People visit Medellín for a lot of different reasons. There are those looking to party hard in Poblado, others keen to relocate or retire in the city, and a plethora of foreigners taking Spanish classes and working at internships.
Then there are the people who want to volunteer.
They research some ideas online, maybe get some suggestions from other travellers, and a lot of them eventually find themselves high above the city in a cable car with an American expat named Marcos, listening to the history of Angeles de Medellín.
What is “Angeles de Medellín”?
When he first arrived in Medellín from New York state, Marcos Kaseman started teaching English, voluntarily, at a local school.
Eventually he moved on to opening up a community center, in a rented building of a barrio of Regalo de Dios, where a number of displaced families live.
Here, local children can spend their afternoons playing games and using computers, teenagers and adults take part in English lessons and everyone meets the ever-revolving group of volunteers who help out at the center.
Anyone of any age can volunteer, for as long or as short a time as they want. Unlike a number of other volunteer projects, Marcos doesn’t stipulate a minimum period of time, although he does ask for a small one-time donation from every volunteer who spends a day at Angeles de Medellín.
A Typical Day at Angeles de Medellín
When new volunteers first meet Marcos at the Acevedo Metro station, they’re looking out for the telltale bright blue shirts that he and regular volunteers always wear.
Once he’s assembled the troops and awaited any stragglers, it’s a trip up in the cable car. The journey takes about 15 minutes, just long enough for Marcos to explain his back story, why he moved to Medellín and what the Angeles project is all about.
Once they jump off the cable car, the group walks up the hill to Marcos’s regular panaderia.
Chairs slide, metal tables move and everyone takes a seat with a styrofoam cup of coffee.
It’s a chance to catch your breath after the steep incline of the hill, to look around at the goings on in the comuna – and to watch Marcos wave hello and exchange greetings with a number of different Colombians who recognize him.
Then it’s a brief ride on a local bus up a bumpy dirt track before the group arrives at a small street, at the end of which is a bright blue building: the headquarters of Angeles de Medellín.
The center doesn’t open until later in the afternoon so it gives Marcos to show the newbies in the group around.
On my first visit, we took a walk with a few of the kids who’d been accidentally on purpose playing games near the blue building exactly when we arrived.
Within moments I was holding the hands of two little ones: after ten minutes I was the resident piggyback-giver.
Looking out over Medellin from the heady heights of Regalo de Dios is like seeing a totally different city.
Up above the tops of the tower blocks watching the clouds roll in, and realizing that the pseudo-countryside lifestyle up here is worlds away from the bustling metropolis down below.

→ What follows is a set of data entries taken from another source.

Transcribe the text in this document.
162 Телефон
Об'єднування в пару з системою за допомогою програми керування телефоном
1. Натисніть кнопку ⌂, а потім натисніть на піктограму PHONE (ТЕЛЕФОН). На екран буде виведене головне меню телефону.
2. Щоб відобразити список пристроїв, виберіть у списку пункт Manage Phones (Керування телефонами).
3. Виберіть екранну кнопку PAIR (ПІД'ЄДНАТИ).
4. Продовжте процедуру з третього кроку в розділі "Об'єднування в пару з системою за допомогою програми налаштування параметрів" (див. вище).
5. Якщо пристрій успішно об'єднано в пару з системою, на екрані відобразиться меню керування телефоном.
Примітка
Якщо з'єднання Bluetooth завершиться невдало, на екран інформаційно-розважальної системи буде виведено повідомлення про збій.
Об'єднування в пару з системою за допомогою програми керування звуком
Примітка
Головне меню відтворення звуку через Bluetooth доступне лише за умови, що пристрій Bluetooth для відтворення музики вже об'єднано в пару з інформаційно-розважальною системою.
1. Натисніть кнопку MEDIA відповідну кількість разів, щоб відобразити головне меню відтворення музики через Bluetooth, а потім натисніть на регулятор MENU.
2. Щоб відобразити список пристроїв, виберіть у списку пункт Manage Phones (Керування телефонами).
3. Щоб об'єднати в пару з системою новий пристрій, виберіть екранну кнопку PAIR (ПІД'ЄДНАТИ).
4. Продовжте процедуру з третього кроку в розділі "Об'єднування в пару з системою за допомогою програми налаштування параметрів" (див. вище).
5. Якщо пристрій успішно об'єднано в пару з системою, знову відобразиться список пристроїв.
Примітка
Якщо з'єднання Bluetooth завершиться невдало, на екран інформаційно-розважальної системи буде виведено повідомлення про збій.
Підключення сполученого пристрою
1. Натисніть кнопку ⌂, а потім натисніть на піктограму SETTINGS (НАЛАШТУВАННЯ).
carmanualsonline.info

And it’s all connected by a cable car!
The group heads back to the center just in time to set up a multitude of plastic tables and chairs, which are swiftly appropriated by the hordes of children streaming in through the door.
Board games and puzzles are requested from a volunteer at a metal cupboard, and in no time there are Lego creations and Jenga contests being undertaken by children and volunteers alike.
Although there are a lot of games that I’ve never seen or heard of before, Marcos has a lot of my old favorites in stock too – including a giant box of Lego that a number of kids go wild over.
Just make sure all the pieces find their way back into the box at the end of the day…
If there are enough Colombians wanting English lessons on any given day, Marcos will set aside a couple of hours to do some teaching.
While Marcos and other volunteers wrote tasks on the board, I sat with a fifteen year old girl and we laughed our way through writing key sentences in English.
The Colombian teenagers were really keen to practice their English, meaning the rest of the afternoon was spent in a confusion of Spanish with the younger kids and English with the older ones.
Why volunteer here?
Part of the reason volunteering with Angeles de Medellín is so much fun is because there’s an immediate regression to childhood, regardless of how old you are.
You can play games and chat in nonsensical Spanish to kids and help out with their education a bit, which always feels good.
But one of the biggest factors I took away from my time at the center was a new appreciation for the city of Medellín and the people who call it home. Spending a few days in Regalo de Dios allowed me to see a side of Medellín that I’d probably never have visited otherwise.
After six years in Regalo de Dios, Marcos has become a permanent fixture in the community and is known by everyone.
The area is poverty stricken and has its fair share of dangers, so the fact that a safe place exists for members of the community to gather is incredible – and it’s all down to him.